Goronody Ap Rees était satisfait de revoir Ogilvie. Il avait été chargé d’espionner par le roi Édouard, et grâce à ce jeune coq écossais le jeu semblait en valoir la chandelle. Il commanda le meilleur vin de la taverne, et après qu’une souillon les eut servis, il en versa des généreuses rasades à l’Ecossais qui les vida d’un trait tandis que lui se contentait de siroter sa boisson. Il écouta attentivement le bavardage de l’écuyer, séparant l’ivraie du bon grain, les ragots de la vérité, les faits des détails calomnieux dont Ogilvie semblait vouloir l’abreuver. Il sentait que l’écuyer avait une révélation à faire et comprit qu’il la ferait immanquablement au bout d’un certain temps et d’une certaine quantité de vin. Et en effet, Ogilvie, le teint coloré, fit enfin silence, but une longue rasade et reposa violemment son gobelet sur la table.

— J’ai des renseignements, annonça-t-il haut et fort, mais cela va vous coûter cher.

Ap Rees s’y attendait et opina. Alors l’Écossais se lança dans des révélations stupéfiantes. Ap Rees l’écouta en dissimulant sa surexcitation et lorsque Ogilvie eut fini, il prit sa bourse en cuir pleine d’espèces sonnantes et trébuchantes et la lui tendit par-dessus la table.

— Tu l’as mérité, l’Écossais ! Tu l’as bien gagné ! s’écria-t-il avant de se lever et de quitter la taverne d’une démarche digne et silencieuse.

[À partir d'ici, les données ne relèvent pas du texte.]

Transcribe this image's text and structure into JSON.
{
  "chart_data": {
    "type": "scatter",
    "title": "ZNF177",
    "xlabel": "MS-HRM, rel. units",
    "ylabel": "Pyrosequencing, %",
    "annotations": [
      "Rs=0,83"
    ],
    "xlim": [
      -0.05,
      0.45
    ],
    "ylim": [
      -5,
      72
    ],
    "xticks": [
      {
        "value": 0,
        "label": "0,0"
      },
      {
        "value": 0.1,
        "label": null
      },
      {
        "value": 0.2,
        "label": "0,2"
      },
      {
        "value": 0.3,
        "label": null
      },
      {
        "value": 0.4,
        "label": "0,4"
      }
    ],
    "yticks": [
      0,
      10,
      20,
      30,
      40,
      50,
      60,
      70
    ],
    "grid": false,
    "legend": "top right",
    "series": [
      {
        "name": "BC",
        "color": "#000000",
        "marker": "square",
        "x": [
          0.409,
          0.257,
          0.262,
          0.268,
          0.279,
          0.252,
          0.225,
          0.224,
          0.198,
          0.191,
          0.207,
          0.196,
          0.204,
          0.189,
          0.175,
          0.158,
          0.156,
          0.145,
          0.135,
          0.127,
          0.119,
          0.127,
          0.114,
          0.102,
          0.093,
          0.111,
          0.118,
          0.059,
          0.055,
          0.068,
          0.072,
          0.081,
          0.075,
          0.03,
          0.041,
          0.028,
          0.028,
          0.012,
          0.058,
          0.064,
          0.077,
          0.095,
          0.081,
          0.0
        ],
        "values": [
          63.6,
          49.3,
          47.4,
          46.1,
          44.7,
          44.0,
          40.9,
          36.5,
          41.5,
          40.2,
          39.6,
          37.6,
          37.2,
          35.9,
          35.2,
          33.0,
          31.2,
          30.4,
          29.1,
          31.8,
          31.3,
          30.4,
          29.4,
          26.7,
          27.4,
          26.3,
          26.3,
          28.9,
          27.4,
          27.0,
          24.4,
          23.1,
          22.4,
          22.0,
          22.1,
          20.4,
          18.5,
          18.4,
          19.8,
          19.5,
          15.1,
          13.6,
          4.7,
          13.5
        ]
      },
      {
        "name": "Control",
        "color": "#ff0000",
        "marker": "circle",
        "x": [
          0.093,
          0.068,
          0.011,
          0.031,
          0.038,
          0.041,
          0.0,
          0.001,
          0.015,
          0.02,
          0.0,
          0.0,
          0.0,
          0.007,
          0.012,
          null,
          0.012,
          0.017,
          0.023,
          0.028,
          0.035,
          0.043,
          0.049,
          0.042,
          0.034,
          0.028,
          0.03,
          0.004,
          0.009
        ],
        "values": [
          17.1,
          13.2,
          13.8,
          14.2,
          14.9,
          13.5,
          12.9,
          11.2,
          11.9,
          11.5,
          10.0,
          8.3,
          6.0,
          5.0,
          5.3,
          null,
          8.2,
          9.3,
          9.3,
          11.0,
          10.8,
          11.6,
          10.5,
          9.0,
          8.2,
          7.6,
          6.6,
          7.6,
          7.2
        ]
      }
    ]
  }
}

Ogilvie fixa la bourse d’un air passablement éméché et la cacha sous son surcot avant de vider son verre et de partir.

Deux hommes, au fond de la salle, avaient observé son manège et rompirent leur silence attentif après qu’il eut quitté la salle d’un pas mal assuré :

— Crois-tu qu’Ogilvie lui ait dit ? demanda l’un.

— Bien sûr, répondit l’autre. C’est pour cela qu’il lui a passé une bourse.

— Et maintenant ?

L’autre haussa les épaules.

— L’émissaire d’Édouard a eu les renseignements qu’il voulait. Et Ogilvie ?

Le premier homme adressa un sourire sinistre à son compagnon :

— Il a rempli son rôle. Débrouille-toi pour le retrouver cette nuit et tranche-lui la gorge.